Bubble Boy (2001)

bubble-boyI was skeptical going into “Bubble Boy,” but as I was finishing it, I must admit it won me over mainly for its eccentric tone and “Pee Wee’s Big Adventure” inspired flights of fantasy and surreal. Jake Gyllenhaal (in a goofy doo that admittedly tries too hard to gauge laughs) plays Jimmy, a boy who when he was born did not have any immunities. He’s a generally lonely boy with a very overbearing mother who protects him from the outside world as he lives in his bubble watching everything go by.

He then meets Chloe as played by Marley Shelton who begins to teach him about the world and she eventually falls in love with him. But Jimmy keeps her from truly touching him, which she wants more than anything. Eventually, she meets another guy who she tells Jimmy she’s going to marry him. Jimmy knows this guy is wrong for her, but he doesn’t stop her. Now, still in love with her, Jimmy breaks free from his bubble and goes on the road to Niagara Falls to keep her from marrying. In a protective bubble he meets a whole cast of freaks, bikers, and a cult who thinks he’s a god. Will he be able to stop the girl he loves from making the biggest mistake of her life?

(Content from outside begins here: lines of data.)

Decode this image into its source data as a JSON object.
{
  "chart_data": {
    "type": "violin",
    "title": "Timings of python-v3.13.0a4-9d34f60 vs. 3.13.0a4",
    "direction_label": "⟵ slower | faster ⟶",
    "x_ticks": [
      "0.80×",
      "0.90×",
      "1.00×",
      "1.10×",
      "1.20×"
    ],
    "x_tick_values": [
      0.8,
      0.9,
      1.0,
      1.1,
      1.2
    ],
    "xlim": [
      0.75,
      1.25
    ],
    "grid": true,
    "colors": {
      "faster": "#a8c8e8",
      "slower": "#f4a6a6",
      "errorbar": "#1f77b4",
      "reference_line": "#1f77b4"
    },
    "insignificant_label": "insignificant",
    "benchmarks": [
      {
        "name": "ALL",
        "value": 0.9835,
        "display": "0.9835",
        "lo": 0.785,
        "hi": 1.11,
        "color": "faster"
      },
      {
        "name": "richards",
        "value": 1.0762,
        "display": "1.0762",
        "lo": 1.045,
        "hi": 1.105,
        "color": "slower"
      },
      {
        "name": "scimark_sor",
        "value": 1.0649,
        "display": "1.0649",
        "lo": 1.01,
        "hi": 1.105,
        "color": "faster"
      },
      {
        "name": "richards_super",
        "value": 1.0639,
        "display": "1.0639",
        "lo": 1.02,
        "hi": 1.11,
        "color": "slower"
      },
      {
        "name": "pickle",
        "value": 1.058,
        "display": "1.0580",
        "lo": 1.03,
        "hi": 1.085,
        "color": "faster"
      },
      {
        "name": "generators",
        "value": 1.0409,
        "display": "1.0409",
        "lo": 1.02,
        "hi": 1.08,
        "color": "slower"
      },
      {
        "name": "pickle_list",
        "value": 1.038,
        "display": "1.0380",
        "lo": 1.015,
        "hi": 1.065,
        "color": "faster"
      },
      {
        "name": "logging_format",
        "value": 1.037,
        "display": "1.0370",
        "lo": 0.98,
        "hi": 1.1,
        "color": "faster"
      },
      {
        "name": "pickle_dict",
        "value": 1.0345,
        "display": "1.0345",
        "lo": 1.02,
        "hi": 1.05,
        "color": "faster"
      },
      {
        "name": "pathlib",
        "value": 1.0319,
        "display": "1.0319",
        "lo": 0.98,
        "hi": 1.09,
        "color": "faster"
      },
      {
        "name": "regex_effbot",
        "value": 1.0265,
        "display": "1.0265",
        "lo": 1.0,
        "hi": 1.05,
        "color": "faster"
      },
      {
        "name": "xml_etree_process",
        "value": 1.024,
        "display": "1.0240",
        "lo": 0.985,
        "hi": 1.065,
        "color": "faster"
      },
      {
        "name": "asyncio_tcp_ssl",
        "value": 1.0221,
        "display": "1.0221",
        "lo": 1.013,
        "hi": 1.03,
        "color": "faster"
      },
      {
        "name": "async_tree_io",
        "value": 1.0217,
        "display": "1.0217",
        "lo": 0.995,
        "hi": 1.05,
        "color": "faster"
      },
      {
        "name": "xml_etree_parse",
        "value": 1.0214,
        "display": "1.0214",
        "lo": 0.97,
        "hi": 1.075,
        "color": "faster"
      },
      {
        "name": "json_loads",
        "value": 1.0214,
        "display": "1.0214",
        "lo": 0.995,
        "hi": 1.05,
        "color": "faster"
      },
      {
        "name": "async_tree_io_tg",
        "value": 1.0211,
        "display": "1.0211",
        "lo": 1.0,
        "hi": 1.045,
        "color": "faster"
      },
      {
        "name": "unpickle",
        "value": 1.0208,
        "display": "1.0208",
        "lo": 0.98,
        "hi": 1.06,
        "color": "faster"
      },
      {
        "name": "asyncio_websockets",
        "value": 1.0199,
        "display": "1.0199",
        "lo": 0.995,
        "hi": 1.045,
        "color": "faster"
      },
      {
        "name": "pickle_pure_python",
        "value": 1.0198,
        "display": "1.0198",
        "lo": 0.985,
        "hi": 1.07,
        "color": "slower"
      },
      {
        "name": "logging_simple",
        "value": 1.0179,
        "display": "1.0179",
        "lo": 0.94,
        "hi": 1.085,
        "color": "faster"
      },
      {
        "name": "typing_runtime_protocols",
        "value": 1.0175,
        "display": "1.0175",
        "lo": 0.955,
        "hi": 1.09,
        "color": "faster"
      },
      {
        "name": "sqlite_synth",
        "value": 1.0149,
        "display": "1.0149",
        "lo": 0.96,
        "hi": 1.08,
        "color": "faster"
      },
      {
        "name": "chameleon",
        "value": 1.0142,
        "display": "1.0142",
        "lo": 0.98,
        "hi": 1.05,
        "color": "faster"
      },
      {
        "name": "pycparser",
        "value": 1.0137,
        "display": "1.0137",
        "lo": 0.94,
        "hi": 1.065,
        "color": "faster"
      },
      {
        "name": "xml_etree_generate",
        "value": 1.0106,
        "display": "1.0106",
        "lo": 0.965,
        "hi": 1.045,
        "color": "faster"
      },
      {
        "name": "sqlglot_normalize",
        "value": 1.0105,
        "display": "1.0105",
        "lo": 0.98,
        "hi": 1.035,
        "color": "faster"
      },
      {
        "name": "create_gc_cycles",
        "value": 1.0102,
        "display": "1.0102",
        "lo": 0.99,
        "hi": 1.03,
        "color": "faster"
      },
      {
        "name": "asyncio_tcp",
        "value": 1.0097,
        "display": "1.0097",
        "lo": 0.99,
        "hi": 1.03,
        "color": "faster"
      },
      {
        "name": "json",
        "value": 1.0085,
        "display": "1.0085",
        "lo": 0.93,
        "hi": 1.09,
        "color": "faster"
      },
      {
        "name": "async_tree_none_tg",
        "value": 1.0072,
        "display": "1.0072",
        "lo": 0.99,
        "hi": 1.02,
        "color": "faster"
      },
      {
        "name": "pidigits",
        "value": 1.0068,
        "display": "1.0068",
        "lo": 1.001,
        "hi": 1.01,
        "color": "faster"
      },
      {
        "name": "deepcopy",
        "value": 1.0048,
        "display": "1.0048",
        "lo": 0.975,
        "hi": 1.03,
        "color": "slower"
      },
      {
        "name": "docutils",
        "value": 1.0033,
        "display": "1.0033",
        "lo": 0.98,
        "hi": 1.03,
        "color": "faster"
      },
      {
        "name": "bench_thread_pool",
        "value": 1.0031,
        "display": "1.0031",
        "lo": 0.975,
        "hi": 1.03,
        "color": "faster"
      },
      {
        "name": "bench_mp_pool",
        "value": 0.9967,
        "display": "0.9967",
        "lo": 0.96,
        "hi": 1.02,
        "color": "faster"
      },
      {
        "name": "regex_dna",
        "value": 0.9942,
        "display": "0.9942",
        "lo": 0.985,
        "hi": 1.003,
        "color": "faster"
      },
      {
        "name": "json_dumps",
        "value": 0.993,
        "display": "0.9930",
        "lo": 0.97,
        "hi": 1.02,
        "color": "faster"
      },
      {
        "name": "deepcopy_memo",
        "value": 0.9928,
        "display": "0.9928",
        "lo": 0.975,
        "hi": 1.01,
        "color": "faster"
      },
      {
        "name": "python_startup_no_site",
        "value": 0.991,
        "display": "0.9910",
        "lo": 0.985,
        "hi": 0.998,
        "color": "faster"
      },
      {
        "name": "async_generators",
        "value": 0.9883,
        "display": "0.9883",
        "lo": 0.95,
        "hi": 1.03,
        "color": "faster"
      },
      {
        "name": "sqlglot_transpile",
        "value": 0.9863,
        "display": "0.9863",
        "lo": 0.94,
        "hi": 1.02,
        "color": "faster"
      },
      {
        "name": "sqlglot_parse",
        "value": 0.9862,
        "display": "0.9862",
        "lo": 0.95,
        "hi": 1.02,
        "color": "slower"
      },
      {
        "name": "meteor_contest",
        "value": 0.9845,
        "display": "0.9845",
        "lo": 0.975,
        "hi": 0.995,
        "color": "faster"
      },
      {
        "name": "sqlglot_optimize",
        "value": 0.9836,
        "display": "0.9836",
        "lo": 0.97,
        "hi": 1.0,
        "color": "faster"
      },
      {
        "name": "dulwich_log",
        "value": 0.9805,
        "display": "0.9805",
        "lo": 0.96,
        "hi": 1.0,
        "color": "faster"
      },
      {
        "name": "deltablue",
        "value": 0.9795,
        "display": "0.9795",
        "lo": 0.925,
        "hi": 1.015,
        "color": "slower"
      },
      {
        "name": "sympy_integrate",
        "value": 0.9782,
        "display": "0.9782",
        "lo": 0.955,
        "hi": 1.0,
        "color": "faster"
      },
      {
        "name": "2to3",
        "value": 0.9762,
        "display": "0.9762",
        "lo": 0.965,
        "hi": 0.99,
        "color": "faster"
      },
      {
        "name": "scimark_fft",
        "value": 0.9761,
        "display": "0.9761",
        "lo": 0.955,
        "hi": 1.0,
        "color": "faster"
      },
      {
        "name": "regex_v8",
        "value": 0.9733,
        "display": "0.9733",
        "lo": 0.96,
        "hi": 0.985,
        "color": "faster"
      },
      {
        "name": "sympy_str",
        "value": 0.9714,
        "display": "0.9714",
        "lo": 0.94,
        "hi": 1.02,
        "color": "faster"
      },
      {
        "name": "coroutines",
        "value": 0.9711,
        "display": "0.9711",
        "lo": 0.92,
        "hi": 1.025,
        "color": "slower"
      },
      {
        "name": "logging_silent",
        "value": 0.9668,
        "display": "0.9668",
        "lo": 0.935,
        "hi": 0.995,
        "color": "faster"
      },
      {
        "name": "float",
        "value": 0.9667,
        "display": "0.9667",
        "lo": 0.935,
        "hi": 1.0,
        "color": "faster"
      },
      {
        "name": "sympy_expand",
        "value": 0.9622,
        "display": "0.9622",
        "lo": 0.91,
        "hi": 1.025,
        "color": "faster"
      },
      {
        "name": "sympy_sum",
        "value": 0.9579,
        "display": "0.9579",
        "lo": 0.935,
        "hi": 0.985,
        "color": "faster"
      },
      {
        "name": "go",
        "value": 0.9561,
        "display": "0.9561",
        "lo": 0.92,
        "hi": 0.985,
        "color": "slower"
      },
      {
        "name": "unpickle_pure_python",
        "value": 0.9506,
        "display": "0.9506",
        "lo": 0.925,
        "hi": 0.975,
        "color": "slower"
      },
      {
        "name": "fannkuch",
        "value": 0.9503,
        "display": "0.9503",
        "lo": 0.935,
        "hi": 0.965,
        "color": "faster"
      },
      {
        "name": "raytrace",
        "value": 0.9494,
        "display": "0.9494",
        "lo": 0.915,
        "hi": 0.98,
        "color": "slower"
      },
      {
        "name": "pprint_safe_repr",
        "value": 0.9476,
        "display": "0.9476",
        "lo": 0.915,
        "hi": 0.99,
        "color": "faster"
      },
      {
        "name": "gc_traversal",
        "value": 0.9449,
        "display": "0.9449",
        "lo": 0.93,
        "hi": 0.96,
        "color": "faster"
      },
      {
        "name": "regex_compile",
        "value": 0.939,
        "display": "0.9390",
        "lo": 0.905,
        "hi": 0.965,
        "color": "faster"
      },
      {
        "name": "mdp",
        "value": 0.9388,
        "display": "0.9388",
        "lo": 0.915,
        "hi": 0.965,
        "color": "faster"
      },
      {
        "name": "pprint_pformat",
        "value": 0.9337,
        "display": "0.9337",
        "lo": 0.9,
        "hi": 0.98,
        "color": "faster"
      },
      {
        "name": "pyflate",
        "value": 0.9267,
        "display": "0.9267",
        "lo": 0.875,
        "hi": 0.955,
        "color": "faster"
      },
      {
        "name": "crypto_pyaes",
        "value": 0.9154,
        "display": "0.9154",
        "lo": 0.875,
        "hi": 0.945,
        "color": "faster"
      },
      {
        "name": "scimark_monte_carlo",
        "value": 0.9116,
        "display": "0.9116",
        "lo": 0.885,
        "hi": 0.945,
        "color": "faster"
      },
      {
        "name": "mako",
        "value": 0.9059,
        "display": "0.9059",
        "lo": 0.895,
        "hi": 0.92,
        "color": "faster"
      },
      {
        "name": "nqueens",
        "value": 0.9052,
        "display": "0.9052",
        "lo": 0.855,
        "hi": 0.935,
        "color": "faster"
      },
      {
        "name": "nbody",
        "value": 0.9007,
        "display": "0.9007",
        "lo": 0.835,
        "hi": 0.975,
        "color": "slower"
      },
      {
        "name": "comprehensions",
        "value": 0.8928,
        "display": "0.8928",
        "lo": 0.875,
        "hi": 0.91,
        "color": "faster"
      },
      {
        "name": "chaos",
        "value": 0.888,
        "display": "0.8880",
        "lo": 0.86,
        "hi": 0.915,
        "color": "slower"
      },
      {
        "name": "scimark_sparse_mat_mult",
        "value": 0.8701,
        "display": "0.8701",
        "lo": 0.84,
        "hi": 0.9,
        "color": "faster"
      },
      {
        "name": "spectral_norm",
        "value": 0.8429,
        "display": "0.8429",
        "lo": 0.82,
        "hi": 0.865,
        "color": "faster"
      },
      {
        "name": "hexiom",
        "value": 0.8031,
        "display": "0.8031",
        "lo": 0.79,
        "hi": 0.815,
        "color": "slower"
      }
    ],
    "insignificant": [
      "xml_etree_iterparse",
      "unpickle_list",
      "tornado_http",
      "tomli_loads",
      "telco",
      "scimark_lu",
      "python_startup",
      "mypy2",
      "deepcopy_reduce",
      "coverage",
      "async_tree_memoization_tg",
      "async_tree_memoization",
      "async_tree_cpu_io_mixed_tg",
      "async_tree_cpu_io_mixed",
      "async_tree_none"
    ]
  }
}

“Bubble Boy” is a very niche comedy with an odd sense of humor that’s more about personal limitations we set for ourselves, more than turning the illness of the bubble boy in to a caricature. The way Jimmy perceives the world is something you only see in cartoons and I found it quite funny. Though “Bubble Boy” is mainly a comedy, it has a ton of heart and tries to build a fun adventure out of the drive Jimmy has to seal hi romance with his girlfriend. I won’t argue “Bubble Boy” is a masterpiece, but it’s a fun and oddly entertaining twist on the road trip film. While it won’t make Jimmy in to the next Pee Wee Herman, it at least aspires for off the wall fun.